Version: '5.1.35-log'  socket: '/var/run/mysqld/mysqld.sock'  port: 3306  MySQL Community Server (GPL)
090623 19:08:42 [Note] Slave: received end packet from server, apparent master shutdown:
090623 19:08:42 [Note] Slave I/O thread: Failed reading log event, reconnecting to retry, log 'mysql-bin.000037' at postion 45936090
090623 19:08:42 [ERROR] Slave I/O: error reconnecting to master 'slave_user@ns6511.ovh.net:3306' - retry-time: 60  retries: 86400, Error_code: 2013
090623 19:12:42 [Note] Slave: connected to master 'slave_user@ns6511.ovh.net:3306',replication resumed in log 'mysql-bin.000037' at position 45936090
090623 21:01:25 - mysqld got signal 11 ;

At 7PM, I increased innodb_log_file_size to 128MB...

Erratum : The backup has been made à 3AM with no errors.
I didn't realize my snapshot just before starting the slave, but many hours ago.

"InnoDB: Database page corruption on disk or a failed
InnoDB: file read of page 131198.
"

This indicates possible hardware problems.  Had you checked disks and memory are okay?  Does this corruption happen on more than one machine, or just this machine ?

Hello, 

This problem happens on 2 machines.
On both servers, no errors are reported by the RAID controller neither the syslog. I ran several fsck -f on disks which reported no error some days ago.
RAM has been checked on the slave. It reported no error.

Corruption came back 2 hours after enabling the slave server !
I shut down the slave. I didn't do any corrective action since yesterday and it didn't crash one more time.

Changing master/slave order does not solve the issue. There was no backup between the slave activation and the first crash.

It seems this problem is occuring since I upgraded Mysql from 5.1.32 to 5.1.34 and was still present when I upgraded to 5.1.35...

ns6511:/backup/bug# ncftpput ftp.mysql.com /pub/mysql/upload/ 45489-20090627-mobiluck-20090627.sql.gz 45489-20090627-mys                                     ql.error.log.txt.gz
45489-20090627-mobiluck-20090627.sql.gz:                 3.05 GB    2.25 MB/s
45489-20090627-mysql.error.log.txt.gz:                 285.43 kB  686.89 kB/s

45489-20090627-my.cnf:                                   5.66 kB   56.21 kB/s
45489-20090627-whole-database.tar.gz:                   11.31 GB    2.59 MB/s

Now you have the entire database...
Hope you will find some interesting things...

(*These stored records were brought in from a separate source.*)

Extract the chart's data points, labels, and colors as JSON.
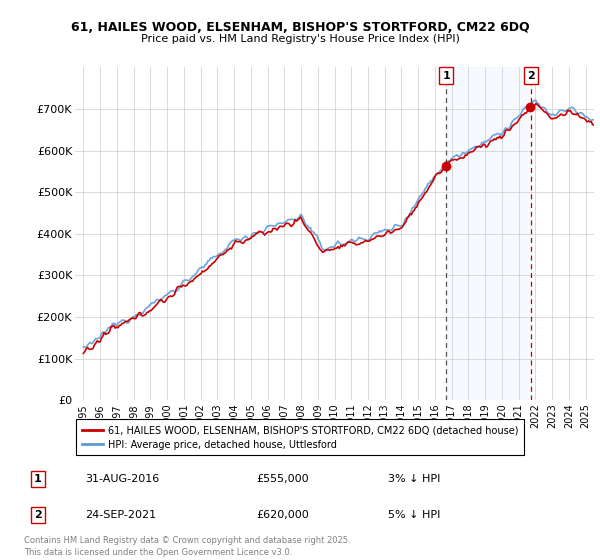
{
  "title_line1": "61, HAILES WOOD, ELSENHAM, BISHOP'S STORTFORD, CM22 6DQ",
  "title_line2": "Price paid vs. HM Land Registry's House Price Index (HPI)",
  "ylim": [
    0,
    800000
  ],
  "yticks": [
    0,
    100000,
    200000,
    300000,
    400000,
    500000,
    600000,
    700000
  ],
  "ytick_labels": [
    "£0",
    "£100K",
    "£200K",
    "£300K",
    "£400K",
    "£500K",
    "£600K",
    "£700K"
  ],
  "legend_entry1": "61, HAILES WOOD, ELSENHAM, BISHOP'S STORTFORD, CM22 6DQ (detached house)",
  "legend_entry2": "HPI: Average price, detached house, Uttlesford",
  "marker1_label": "1",
  "marker1_date": "31-AUG-2016",
  "marker1_price": "£555,000",
  "marker1_hpi": "3% ↓ HPI",
  "marker1_x": 2016.67,
  "marker1_y": 555000,
  "marker2_label": "2",
  "marker2_date": "24-SEP-2021",
  "marker2_price": "£620,000",
  "marker2_hpi": "5% ↓ HPI",
  "marker2_x": 2021.73,
  "marker2_y": 620000,
  "hpi_color": "#5b9bd5",
  "price_color": "#cc0000",
  "vline1_color": "#555555",
  "vline2_color": "#cc0000",
  "shade_color": "#ddeeff",
  "footer_text": "Contains HM Land Registry data © Crown copyright and database right 2025.\nThis data is licensed under the Open Government Licence v3.0.",
  "xlim_start": 1994.5,
  "xlim_end": 2025.5
}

I have no slave anymore (performance issue, but that's not the worst)
On the master, a "start slave" has been issued yesterday. There was no slave data filled, so slave replication didn't start. But the master crashed one hour later and corrupted the smsgateway table once again ! Had to restore it.

Did you find some interesting things?
Could it be linked to a LVM snapshot bug?

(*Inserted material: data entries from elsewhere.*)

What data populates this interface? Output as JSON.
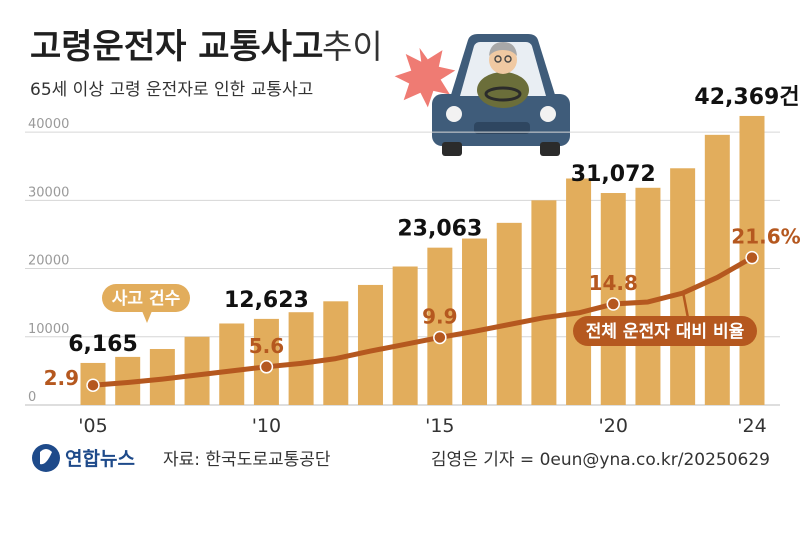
{
  "header": {
    "title": "고령운전자 교통사고",
    "title_suffix": "추이",
    "subtitle": "65세 이상 고령 운전자로 인한 교통사고"
  },
  "chart_data": {
    "type": "bar",
    "categories": [
      "'05",
      "'06",
      "'07",
      "'08",
      "'09",
      "'10",
      "'11",
      "'12",
      "'13",
      "'14",
      "'15",
      "'16",
      "'17",
      "'18",
      "'19",
      "'20",
      "'21",
      "'22",
      "'23",
      "'24"
    ],
    "x_tick_labels": [
      "'05",
      "'10",
      "'15",
      "'20",
      "'24"
    ],
    "y_ticks": [
      0,
      10000,
      20000,
      30000,
      40000
    ],
    "ylim": [
      0,
      45000
    ],
    "grid": true,
    "series": [
      {
        "name": "사고 건수",
        "values": [
          6165,
          7050,
          8210,
          10000,
          11950,
          12623,
          13600,
          15200,
          17600,
          20300,
          23063,
          24400,
          26700,
          30000,
          33200,
          31072,
          31840,
          34700,
          39600,
          42369
        ]
      },
      {
        "name": "전체 운전자 대비 비율",
        "values": [
          2.9,
          3.3,
          3.8,
          4.4,
          5.0,
          5.6,
          6.1,
          6.8,
          7.9,
          8.9,
          9.9,
          10.8,
          11.8,
          12.8,
          13.5,
          14.8,
          15.1,
          16.4,
          18.7,
          21.6
        ],
        "ylim": [
          0,
          45
        ]
      }
    ],
    "bar_labels": [
      {
        "index": 0,
        "text": "6,165"
      },
      {
        "index": 5,
        "text": "12,623"
      },
      {
        "index": 10,
        "text": "23,063"
      },
      {
        "index": 15,
        "text": "31,072"
      },
      {
        "index": 19,
        "text": "42,369건"
      }
    ],
    "ratio_labels": [
      {
        "index": 0,
        "text": "2.9"
      },
      {
        "index": 5,
        "text": "5.6"
      },
      {
        "index": 10,
        "text": "9.9"
      },
      {
        "index": 15,
        "text": "14.8"
      },
      {
        "index": 19,
        "text": "21.6%"
      }
    ],
    "bar_callout": "사고 건수",
    "line_callout": "전체 운전자 대비 비율",
    "colors": {
      "bar": "#e2ad5c",
      "line": "#b5581f",
      "grid": "#d6d6d6"
    }
  },
  "footer": {
    "logo_text": "연합뉴스",
    "source": "자료: 한국도로교통공단",
    "credit": "김영은 기자 = 0eun@yna.co.kr/20250629"
  }
}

(sorry, outputs are in french)

# fsck /dev/vg1/lv_home -f
fsck 1.41.3 (12-Oct-2008)
e2fsck 1.41.3 (12-Oct-2008)
Passe 1 : vérification des i-noeuds, des blocs et des tailles
Passe 2 : vérification de la structure des répertoires
Passe 3 : vérification de la connectivité des répertoires
Passe 4 : vérification des compteurs de référence
Passe 5 : vérification de l'information du sommaire de groupe
/dev/vg1/lv_home : 747/4718592 fichiers (46.3% non contigus), 14389071/18874368 blocs

==> no error !

# dd if=/dev/vg1/lv_home of=/dev/null
150994944+0 enregistrements lus
150994944+0 enregistrements écrits
77309411328 bytes (77 GB) copied, 740,691 s, 104 MB/s

==> no error !

It was a ext4dev filesystem. Mounted with options noatime, nodiratime.
Filesytem has been recreated as ext3 with defaults options.

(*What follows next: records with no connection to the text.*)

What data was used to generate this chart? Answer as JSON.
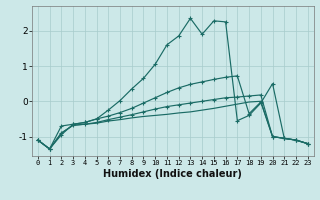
{
  "xlabel": "Humidex (Indice chaleur)",
  "bg_color": "#cce8e8",
  "line_color": "#1a6b65",
  "grid_color": "#a8cccc",
  "x": [
    0,
    1,
    2,
    3,
    4,
    5,
    6,
    7,
    8,
    9,
    10,
    11,
    12,
    13,
    14,
    15,
    16,
    17,
    18,
    19,
    20,
    21,
    22,
    23
  ],
  "line1": [
    -1.1,
    -1.35,
    -0.95,
    -0.65,
    -0.6,
    -0.5,
    -0.25,
    0.02,
    0.35,
    0.65,
    1.05,
    1.6,
    1.85,
    2.35,
    1.9,
    2.28,
    2.25,
    -0.55,
    -0.4,
    -0.05,
    0.5,
    -1.05,
    -1.1,
    -1.2
  ],
  "line2": [
    -1.1,
    -1.35,
    -0.7,
    -0.65,
    -0.6,
    -0.5,
    -0.42,
    -0.32,
    -0.2,
    -0.05,
    0.1,
    0.25,
    0.38,
    0.48,
    0.55,
    0.62,
    0.68,
    0.72,
    -0.35,
    -0.02,
    -1.0,
    -1.05,
    -1.1,
    -1.2
  ],
  "line3": [
    -1.1,
    -1.35,
    -0.9,
    -0.68,
    -0.65,
    -0.6,
    -0.52,
    -0.45,
    -0.38,
    -0.3,
    -0.22,
    -0.15,
    -0.1,
    -0.05,
    0.0,
    0.05,
    0.1,
    0.12,
    0.15,
    0.18,
    -1.0,
    -1.05,
    -1.1,
    -1.2
  ],
  "line4": [
    -1.1,
    -1.35,
    -0.9,
    -0.68,
    -0.65,
    -0.62,
    -0.56,
    -0.52,
    -0.47,
    -0.43,
    -0.4,
    -0.37,
    -0.33,
    -0.3,
    -0.25,
    -0.2,
    -0.14,
    -0.08,
    -0.02,
    0.0,
    -1.0,
    -1.05,
    -1.1,
    -1.2
  ],
  "ylim": [
    -1.55,
    2.7
  ],
  "yticks": [
    -1,
    0,
    1,
    2
  ],
  "xticks": [
    0,
    1,
    2,
    3,
    4,
    5,
    6,
    7,
    8,
    9,
    10,
    11,
    12,
    13,
    14,
    15,
    16,
    17,
    18,
    19,
    20,
    21,
    22,
    23
  ]
}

Since the last change I did on filesystem, it did not crash yet.

Thank you for the feedback.

No news from our side so far - your database work fine. Looks like related to ext4dev. Will see what can be checked here.

Thank you for the feedback.

I can not repeat described behavior on ext4 volume. So closed as "Can't repeat". Feel free to reopen the report if problem reoccurs.